Conclusions and prospective

Even though there has not been solid evidence showing direct accordance between QS and sRNA interkingdom regulations, it is thought that the QS does have impact on extracellular journey of sRNAs. sRNAs concentration decreases when sRNAS enter target cells although they are described to be resistant to harsh environments. sRNAs may be degraded by target cells defenses like by target cell defences such as RNAses. Bacterial QS may assist against reduction on concentration of sRNAs by raising the threshold of sRNA concentration and secrete more of them before entering target cells so that enough of them can interfere with target cell mRNAs.

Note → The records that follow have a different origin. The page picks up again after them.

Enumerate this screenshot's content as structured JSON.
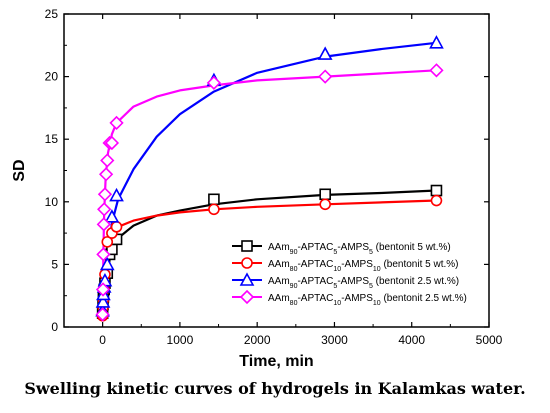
{
  "caption": "Swelling kinetic curves of hydrogels in Kalamkas water.",
  "chart_data": {
    "type": "scatter",
    "xlabel": "Time, min",
    "ylabel": "SD",
    "xlim": [
      -500,
      5000
    ],
    "ylim": [
      0,
      25
    ],
    "xticks": [
      0,
      1000,
      2000,
      3000,
      4000,
      5000
    ],
    "yticks": [
      0,
      5,
      10,
      15,
      20,
      25
    ],
    "grid": false,
    "legend_position": "lower-right",
    "series": [
      {
        "legend_parts": [
          "AAm",
          "90",
          "-APTAC",
          "5",
          "-AMPS",
          "5",
          " (bentonit 5 wt.%)"
        ],
        "color": "#000000",
        "marker": "square",
        "x": [
          0,
          5,
          10,
          20,
          30,
          60,
          90,
          120,
          180,
          1440,
          2880,
          4320
        ],
        "y": [
          1.1,
          1.8,
          2.4,
          3.0,
          3.5,
          4.3,
          5.8,
          6.2,
          7.0,
          10.2,
          10.6,
          10.9
        ],
        "fit": [
          [
            0,
            0.9
          ],
          [
            100,
            5.9
          ],
          [
            200,
            7.1
          ],
          [
            400,
            8.1
          ],
          [
            700,
            8.9
          ],
          [
            1000,
            9.3
          ],
          [
            1440,
            9.8
          ],
          [
            2000,
            10.2
          ],
          [
            2880,
            10.55
          ],
          [
            3600,
            10.7
          ],
          [
            4320,
            10.9
          ]
        ]
      },
      {
        "legend_parts": [
          "AAm",
          "80",
          "-APTAC",
          "10",
          "-AMPS",
          "10",
          " (bentonit 5 wt.%)"
        ],
        "color": "#ff0000",
        "marker": "circle",
        "x": [
          0,
          5,
          10,
          20,
          30,
          60,
          120,
          180,
          1440,
          2880,
          4320
        ],
        "y": [
          0.9,
          1.6,
          2.2,
          3.0,
          4.2,
          6.8,
          7.5,
          8.0,
          9.4,
          9.8,
          10.1
        ],
        "fit": [
          [
            0,
            0.9
          ],
          [
            10,
            2.6
          ],
          [
            30,
            4.6
          ],
          [
            60,
            6.3
          ],
          [
            100,
            7.1
          ],
          [
            200,
            8.0
          ],
          [
            400,
            8.5
          ],
          [
            700,
            8.9
          ],
          [
            1000,
            9.15
          ],
          [
            1440,
            9.4
          ],
          [
            2000,
            9.6
          ],
          [
            2880,
            9.8
          ],
          [
            4320,
            10.1
          ]
        ]
      },
      {
        "legend_parts": [
          "AAm",
          "90",
          "-APTAC",
          "5",
          "-AMPS",
          "5",
          " (bentonit 2.5 wt.%)"
        ],
        "color": "#0000ff",
        "marker": "triangle",
        "x": [
          0,
          5,
          10,
          20,
          30,
          60,
          120,
          180,
          1440,
          2880,
          4320
        ],
        "y": [
          1.3,
          2.0,
          2.6,
          3.2,
          3.7,
          5.0,
          8.8,
          10.5,
          19.7,
          21.8,
          22.7
        ],
        "fit": [
          [
            0,
            1.0
          ],
          [
            60,
            5.5
          ],
          [
            120,
            8.3
          ],
          [
            200,
            10.2
          ],
          [
            400,
            12.6
          ],
          [
            700,
            15.2
          ],
          [
            1000,
            17.0
          ],
          [
            1440,
            18.8
          ],
          [
            2000,
            20.3
          ],
          [
            2880,
            21.6
          ],
          [
            3600,
            22.2
          ],
          [
            4320,
            22.7
          ]
        ]
      },
      {
        "legend_parts": [
          "AAm",
          "80",
          "-APTAC",
          "10",
          "-AMPS",
          "10",
          " (bentonit 2.5 wt.%)"
        ],
        "color": "#ff00ff",
        "marker": "diamond",
        "x": [
          0,
          5,
          10,
          15,
          20,
          30,
          45,
          60,
          90,
          120,
          180,
          1440,
          2880,
          4320
        ],
        "y": [
          1.0,
          3.0,
          5.8,
          8.2,
          9.4,
          10.6,
          12.2,
          13.3,
          14.7,
          14.7,
          16.3,
          19.5,
          20.0,
          20.5
        ],
        "fit": [
          [
            0,
            1.0
          ],
          [
            10,
            6.0
          ],
          [
            20,
            9.2
          ],
          [
            40,
            12.0
          ],
          [
            70,
            13.9
          ],
          [
            120,
            15.4
          ],
          [
            180,
            16.3
          ],
          [
            400,
            17.6
          ],
          [
            700,
            18.4
          ],
          [
            1000,
            18.9
          ],
          [
            1440,
            19.3
          ],
          [
            2000,
            19.7
          ],
          [
            2880,
            20.0
          ],
          [
            4320,
            20.5
          ]
        ]
      }
    ]
  }
}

The impact on sRNA on bacterial intercellular physiology and the mechanism of QS at both an inter-species and inter-kingdom level are well understood. With recent advances in OMVs studies in prokaryotes, we see the tip of the iceberg of interkingdom communication directly through sRNAs. Yet the mechanisms of how sRNAs are accumulated for EVs enrichment, how these vesicles selectively travel from prokaryotic to eukaryotic cells and how sRNAs hijack the target cell machineries without being degraded are left unclear and to be unveiled.

This may hint at how sRNAs can be exploited for several applications. With the aid of computational analysis like comparative genomics [84], sRNA-based gene therapy in cancer treatment is feasible. Given the mRNA sequence of the carcinogenic proteins, a target-based therapeutic sRNA can be found and synthesised [85]. Small RNA can then be delivered into target cells using OMVs as vector, silence these cancer-related gene expressions and disrupt the cancer cell physiologies [82, 84, 85]. Additionally, it is noteworthy pointing out another potential therapy based on gut-brain axis due to the observation described above. The consequence of microbiota-gut interaction [82] subsequently affects the brain development, which indicate the possibility of sRNA-based therapy [85] to potentially delivery drugs [81, 82] or cure the neural diseases by gut-brain axis as it passes the blood-brain barrier.